The story here is the same. I’ve called it out independently as many companies and teams do.

Those incoming internal defects speak volumes about your approach to quality.

Get the discipline in place to fix them when you find them or be brutal and admit which ones will never be fixed but don’t pussyfoot around!

  • If you provide a service to other internal teams, treat them as customer defects.
  • If they’re raised by your own team, are they on new code or exposing existing issues?
    • On new code, fix them! – No excuses .
    • On existing code, the problems are already there. You need to decide if what you’ve done has made it more visible or harder to work with than before and make a judgement call. Fix now or never, resolve or close.

In the next article in this series I’ll cover debt prevention

Stop The Bleeding

Reading time ~ 2 minutes

One of my favourite verbal patterns is “Stop The Bleeding”. I heard the term come back to me in a management meeting last week in the right context and with the right response – Success!

I’m not exactly sure where I heard this first but it was sometime in the last 4 years. Mike Cohn references it in the context of agile testing but until I searched for the term just now I’d never read that particular article so I’m sure it’s also used elsewhere…

Name: “Stop The Bleeding” or “Plug The Hole”.

Concept: Consider the “flow” of work and issues. Many software activities generate or receive some sort of flow. Whilst you can use a Kanban approach to manage the flow, you need to address the site of the problem first to prevent it getting any worse and look upstream to consider prevention activites.

Analogies: You have a patient on a stretcher with a series of broken bones and a torn major artery, where do you focus your attention first? – or- You’re in a boat with a leak in the hull. You either stop rowing and start bailing or start rowing and start sinking. Maybe it’s time to fix the leak?  Once you’ve fixed the leak, how about staying away from the rocks?

Usage: The most common times I’ve used this term are in test automation and defect management.
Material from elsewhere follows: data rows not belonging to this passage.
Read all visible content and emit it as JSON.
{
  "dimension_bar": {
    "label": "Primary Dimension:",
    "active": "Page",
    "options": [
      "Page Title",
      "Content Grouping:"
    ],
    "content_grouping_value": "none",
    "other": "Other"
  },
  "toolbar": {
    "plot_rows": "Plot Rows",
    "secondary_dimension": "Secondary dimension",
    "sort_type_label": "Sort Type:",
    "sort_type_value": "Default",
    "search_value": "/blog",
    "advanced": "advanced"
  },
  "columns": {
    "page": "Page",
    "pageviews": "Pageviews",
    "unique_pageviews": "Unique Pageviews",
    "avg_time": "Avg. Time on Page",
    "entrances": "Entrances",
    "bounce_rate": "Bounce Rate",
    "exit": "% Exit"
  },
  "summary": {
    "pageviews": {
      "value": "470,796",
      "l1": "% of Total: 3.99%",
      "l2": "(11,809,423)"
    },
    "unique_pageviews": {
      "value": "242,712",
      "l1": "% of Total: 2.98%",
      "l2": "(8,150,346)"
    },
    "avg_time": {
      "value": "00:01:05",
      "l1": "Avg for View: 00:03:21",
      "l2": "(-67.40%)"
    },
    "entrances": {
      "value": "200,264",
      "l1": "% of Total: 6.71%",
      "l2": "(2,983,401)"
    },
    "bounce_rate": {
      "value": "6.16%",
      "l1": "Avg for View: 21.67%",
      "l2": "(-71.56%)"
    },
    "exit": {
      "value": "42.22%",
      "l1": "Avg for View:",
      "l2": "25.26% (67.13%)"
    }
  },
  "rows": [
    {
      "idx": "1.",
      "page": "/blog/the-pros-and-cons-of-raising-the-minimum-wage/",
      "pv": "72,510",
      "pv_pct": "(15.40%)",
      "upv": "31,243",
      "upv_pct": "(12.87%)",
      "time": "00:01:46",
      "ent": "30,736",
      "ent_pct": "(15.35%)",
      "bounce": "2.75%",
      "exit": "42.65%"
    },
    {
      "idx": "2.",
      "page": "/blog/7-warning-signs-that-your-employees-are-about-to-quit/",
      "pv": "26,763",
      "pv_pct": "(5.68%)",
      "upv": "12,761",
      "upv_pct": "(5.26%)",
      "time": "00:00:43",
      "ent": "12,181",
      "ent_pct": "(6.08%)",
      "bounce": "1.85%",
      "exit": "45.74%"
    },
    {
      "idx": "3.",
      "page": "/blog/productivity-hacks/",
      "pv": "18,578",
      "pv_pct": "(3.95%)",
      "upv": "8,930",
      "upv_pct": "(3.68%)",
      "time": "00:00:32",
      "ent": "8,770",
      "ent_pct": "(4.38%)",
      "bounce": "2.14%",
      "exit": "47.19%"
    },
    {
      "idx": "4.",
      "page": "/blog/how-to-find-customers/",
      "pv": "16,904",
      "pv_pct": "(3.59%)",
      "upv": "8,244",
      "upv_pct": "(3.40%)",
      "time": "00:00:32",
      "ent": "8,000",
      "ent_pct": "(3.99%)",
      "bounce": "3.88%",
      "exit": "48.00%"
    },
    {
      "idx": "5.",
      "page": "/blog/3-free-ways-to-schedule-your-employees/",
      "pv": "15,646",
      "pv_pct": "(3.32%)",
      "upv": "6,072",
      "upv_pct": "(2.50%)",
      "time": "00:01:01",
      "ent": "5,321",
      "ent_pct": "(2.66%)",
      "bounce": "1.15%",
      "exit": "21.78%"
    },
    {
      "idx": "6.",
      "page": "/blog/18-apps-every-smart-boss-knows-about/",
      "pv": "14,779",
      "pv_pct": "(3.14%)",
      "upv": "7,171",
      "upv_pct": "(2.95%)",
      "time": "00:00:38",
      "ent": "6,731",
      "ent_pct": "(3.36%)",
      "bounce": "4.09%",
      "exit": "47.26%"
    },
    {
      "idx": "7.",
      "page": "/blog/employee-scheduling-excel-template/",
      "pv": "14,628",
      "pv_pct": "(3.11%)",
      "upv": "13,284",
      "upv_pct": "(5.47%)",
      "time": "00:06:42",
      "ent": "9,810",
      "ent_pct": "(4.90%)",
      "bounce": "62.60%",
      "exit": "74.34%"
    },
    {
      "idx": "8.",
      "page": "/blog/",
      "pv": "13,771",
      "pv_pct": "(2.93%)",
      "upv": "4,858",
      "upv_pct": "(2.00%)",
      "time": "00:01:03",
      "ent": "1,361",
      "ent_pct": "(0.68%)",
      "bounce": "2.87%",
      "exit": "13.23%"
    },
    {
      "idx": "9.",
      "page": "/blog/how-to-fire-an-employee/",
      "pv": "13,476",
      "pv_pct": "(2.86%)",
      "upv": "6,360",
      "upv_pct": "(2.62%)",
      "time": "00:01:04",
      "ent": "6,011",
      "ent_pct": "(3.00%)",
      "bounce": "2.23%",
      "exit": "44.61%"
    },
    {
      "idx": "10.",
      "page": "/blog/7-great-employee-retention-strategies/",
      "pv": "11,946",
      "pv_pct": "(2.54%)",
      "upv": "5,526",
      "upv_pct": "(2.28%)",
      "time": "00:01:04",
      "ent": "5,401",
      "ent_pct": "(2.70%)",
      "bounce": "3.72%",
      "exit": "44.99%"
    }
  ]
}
I’ve seen major investments in writing automated regression test suites for existing functionality or old manual tests. Skilled testers are usually in limited supply. Why are we using their valuable capacity on a static problem?

We need to take that capacity and apply it to the issues we continue to create every day – the ones where we’re still bleeding. Write automated tests for our new functionality and changes that we’re introducing right now. These become your regression tests as soon as they start passing!

In defect management a common challenge is customer escalations. These usually happen because we failed to act on a problem in a timely manner. Stopping the bleeding here means addressing new incoming defects promptly and properly. For example; try replicating issues immediately and then negotiating when your customers want a solution rather than just focusing on traditional severity / impact numbers.

Once your flow is under control and you’re working to when customers want a fix, escalations for delinquent issues will trail off fast. Now you can start addressing your other priorities.  Note: The “bleeding” in this second example is customer escalations, not incoming defects – Stopping incoming defects is a subject in itself!